Aklâm-ı sittenin ana üslûplarından sayılan tevki‘ kaleminin kâtib ve şa’ir Yusuf Lakve tarafından sülüs yazıdan geliştirildiği bilinmektedir. Kelime anlamı ile “alâmet, nişan, tuğra, padişah tuğrasını taşıyan ferman” anlamına gelen tevki‘ hat san‘atında daha ziyade sultanlara ait belgelerde kullanılmıştır. Nitekim Abbâsî Halifesi Me’mûn’un vezirlerinden Fazl bin Sehl’in çok beğendiği bu yazıya “er-riyâsî” adını verdiği ve divandan çıkan ferman ve mektupların bununla yazılmasını emretmiştir.

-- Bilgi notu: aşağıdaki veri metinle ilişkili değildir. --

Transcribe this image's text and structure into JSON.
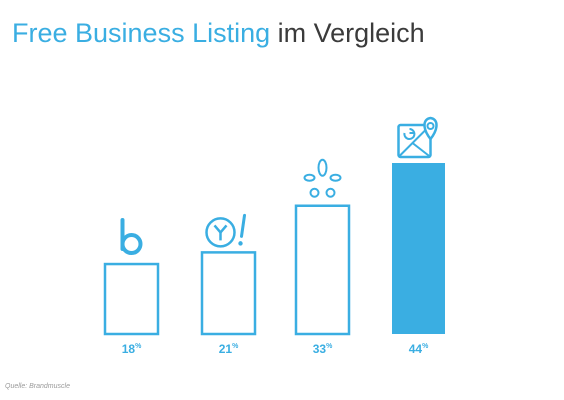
{
  "title": {
    "highlight": "Free Business Listing",
    "rest": " im Vergleich"
  },
  "source": "Quelle: Brandmuscle",
  "colors": {
    "accent": "#3aaee2",
    "title_rest": "#3b3b3b",
    "source": "#9a9a9a"
  },
  "chart_data": {
    "type": "bar",
    "categories": [
      "Bing",
      "Yahoo",
      "Yelp",
      "Google"
    ],
    "icons": [
      "bing-icon",
      "yahoo-icon",
      "yelp-icon",
      "google-maps-icon"
    ],
    "values": [
      18,
      21,
      33,
      44
    ],
    "labels": [
      "18",
      "21",
      "33",
      "44"
    ],
    "unit": "%",
    "filled": [
      false,
      false,
      false,
      true
    ],
    "title": "Free Business Listing im Vergleich",
    "ylim": [
      0,
      44
    ],
    "grid": false,
    "legend": "none"
  }
}
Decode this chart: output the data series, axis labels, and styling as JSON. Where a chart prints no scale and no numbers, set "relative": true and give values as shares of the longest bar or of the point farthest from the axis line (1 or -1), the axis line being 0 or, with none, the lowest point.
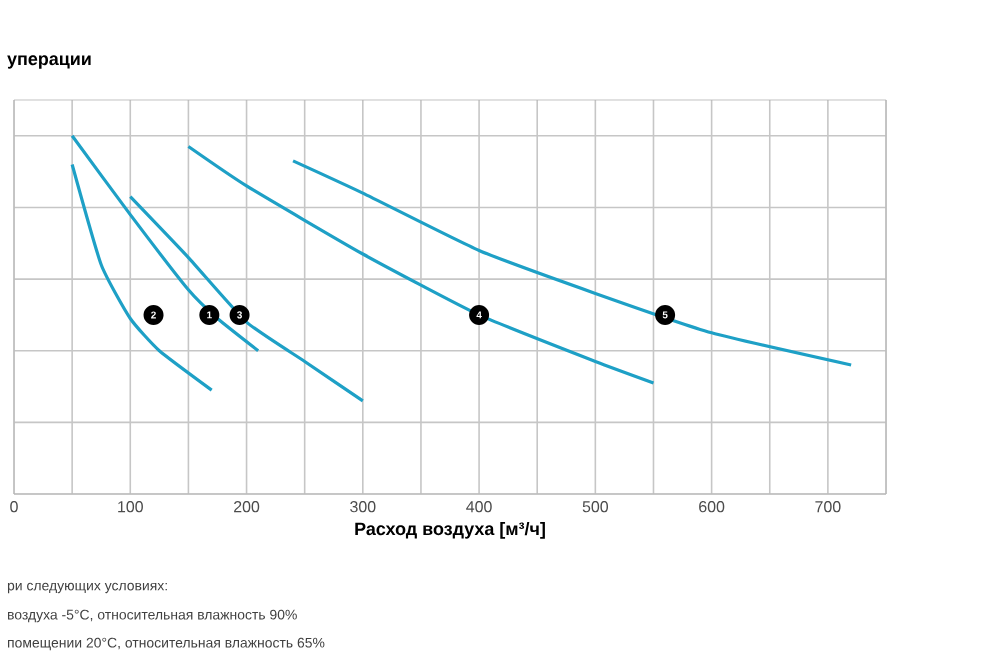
{
  "chart_data": {
    "type": "line",
    "title": "уперации",
    "xlabel": "Расход воздуха [м³/ч]",
    "relative": true,
    "grid": true,
    "xlim": [
      0,
      750
    ],
    "xticks": [
      0,
      {
        "value": 50,
        "label": null
      },
      100,
      {
        "value": 150,
        "label": null
      },
      200,
      {
        "value": 250,
        "label": null
      },
      300,
      {
        "value": 350,
        "label": null
      },
      400,
      {
        "value": 450,
        "label": null
      },
      500,
      {
        "value": 550,
        "label": null
      },
      600,
      {
        "value": 650,
        "label": null
      },
      700,
      {
        "value": 750,
        "label": null
      }
    ],
    "series": [
      {
        "color": "#1ea0c6",
        "x": [
          50,
          100,
          150,
          175,
          210
        ],
        "values": [
          1.0,
          0.78,
          0.57,
          0.49,
          0.4
        ]
      },
      {
        "color": "#1ea0c6",
        "x": [
          50,
          75,
          100,
          125,
          170
        ],
        "values": [
          0.92,
          0.64,
          0.49,
          0.4,
          0.29
        ]
      },
      {
        "color": "#1ea0c6",
        "x": [
          100,
          150,
          200,
          250,
          300
        ],
        "values": [
          0.83,
          0.66,
          0.48,
          0.37,
          0.26
        ]
      },
      {
        "color": "#1ea0c6",
        "x": [
          150,
          200,
          300,
          400,
          500,
          550
        ],
        "values": [
          0.97,
          0.86,
          0.67,
          0.5,
          0.37,
          0.31
        ]
      },
      {
        "color": "#1ea0c6",
        "x": [
          240,
          300,
          400,
          500,
          600,
          720
        ],
        "values": [
          0.93,
          0.84,
          0.68,
          0.56,
          0.45,
          0.36
        ]
      }
    ],
    "annotations": [
      {
        "text": "2",
        "x": 120,
        "y": 0.5
      },
      {
        "text": "1",
        "x": 168,
        "y": 0.5
      },
      {
        "text": "3",
        "x": 194,
        "y": 0.5
      },
      {
        "text": "4",
        "x": 400,
        "y": 0.5
      },
      {
        "text": "5",
        "x": 560,
        "y": 0.5
      },
      "ри следующих условиях:",
      "воздуха -5°C, относительная влажность 90%",
      "помещении 20°C, относительная влажность 65%"
    ]
  }
}
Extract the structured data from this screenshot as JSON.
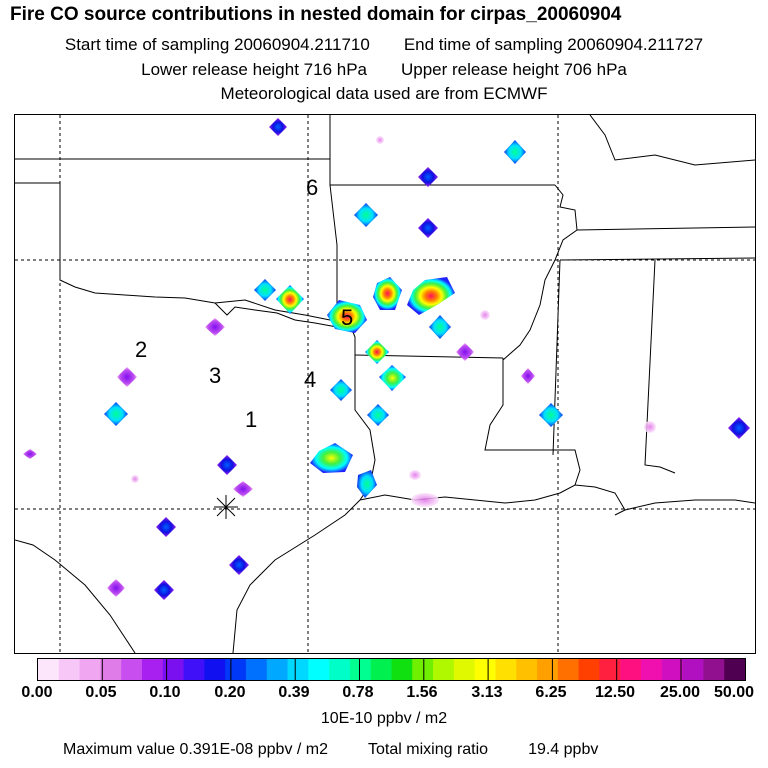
{
  "header": {
    "title": "Fire CO source contributions in nested domain for cirpas_20060904",
    "start_label": "Start time of sampling 20060904.211710",
    "end_label": "End time of sampling 20060904.211727",
    "lower_label": "Lower release height  716 hPa",
    "upper_label": "Upper release height  706 hPa",
    "met_label": "Meteorological data used are from ECMWF"
  },
  "map": {
    "region_labels": [
      {
        "id": "1",
        "text": "1"
      },
      {
        "id": "2",
        "text": "2"
      },
      {
        "id": "3",
        "text": "3"
      },
      {
        "id": "4",
        "text": "4"
      },
      {
        "id": "5",
        "text": "5"
      },
      {
        "id": "6",
        "text": "6"
      }
    ],
    "receptor_marker": "asterisk-icon"
  },
  "colorbar": {
    "tick_labels": [
      "0.00",
      "0.05",
      "0.10",
      "0.20",
      "0.39",
      "0.78",
      "1.56",
      "3.13",
      "6.25",
      "12.50",
      "25.00",
      "50.00"
    ],
    "colors": [
      "#fce6fc",
      "#f7c8f7",
      "#f0a6f0",
      "#e07ce8",
      "#c84ef0",
      "#a820f0",
      "#7a10f0",
      "#4010f8",
      "#1010f0",
      "#0038f8",
      "#0070ff",
      "#00a8ff",
      "#00d8ff",
      "#00ffff",
      "#00ffc8",
      "#00ff90",
      "#00f050",
      "#10e010",
      "#70f000",
      "#b0f800",
      "#e0f800",
      "#ffff00",
      "#ffe000",
      "#ffc000",
      "#ffa000",
      "#ff7000",
      "#ff4000",
      "#ff2040",
      "#ff1080",
      "#f010b0",
      "#d010c0",
      "#b010c0",
      "#901090",
      "#500050"
    ],
    "units": "10E-10 ppbv / m2"
  },
  "footer": {
    "max_value": "Maximum value  0.391E-08 ppbv / m2",
    "total_label": "Total mixing ratio",
    "total_value": "19.4 ppbv"
  }
}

Bundan sonraki dönemde de önemini sürdürmüş olan tevki’ hattı bilhassa İbn-i Mukle kardeşler tarafından hayli rağbet görmüş ve bir san‘at yazısı olarak geliştirilmesine sarf-ı gayret edilmişse de, klasik formuna İbn-i Bevvâb’ın ve “İbnü’l-Hâzin” diye bilinen Ebül-Fazl Ahmed bin Muhammed ed-Dîneverî elinde kavuşmuştur.
Onun belirlemiş olduğu kaideler çerçevesinde girdiği Osmanlı çevresinde özellikle divandan çıkarılan yazılarda kullanılan tevki’ hattı, Fatih devrinde divani hattının geliştirilmesi üzerine terkedilmiştir. Aklam-ı sitte grubu içinde yer aldığından hattatların repertuarında geniş bir yer bulmuşsa da, bilhassa Şeyh Hamdullah’ın gayretiyle tekemmül eyleyen sülüs ve nesihin ön plana çıkması ile mushafların sûre başlarında, âyet sayısı ve nâzil olduğu yeri belirten kısımlarda ve hat albümlerinde sınırlı olarak yer almıştır.

Bilahare “kalemü’t-tevki’ât” denilen bu yazının kalem ağzı sülüs kalemi kadar olmakla beraber, harflerin boyları sülüse göre daha küçük, çanakları ve küpleri daha yuvarlak ve küçüktür. Harflerinin yarısı düz, yarısı yuvarlak hatlardan oluşurken, bitişmeyen harfler birbirine yaklaşıp ilişerek bitiştirilirler. Ayrıca yazı satır çizgisinin bitimine doğru divanide olduğu gibi yükselir. Ortada yazılan ayın, fâ, kāf ve mîm harflerinin düğümü genelde açık olmakla beraber bazı yazılarda silindiklerine tesadüf edilmektedir.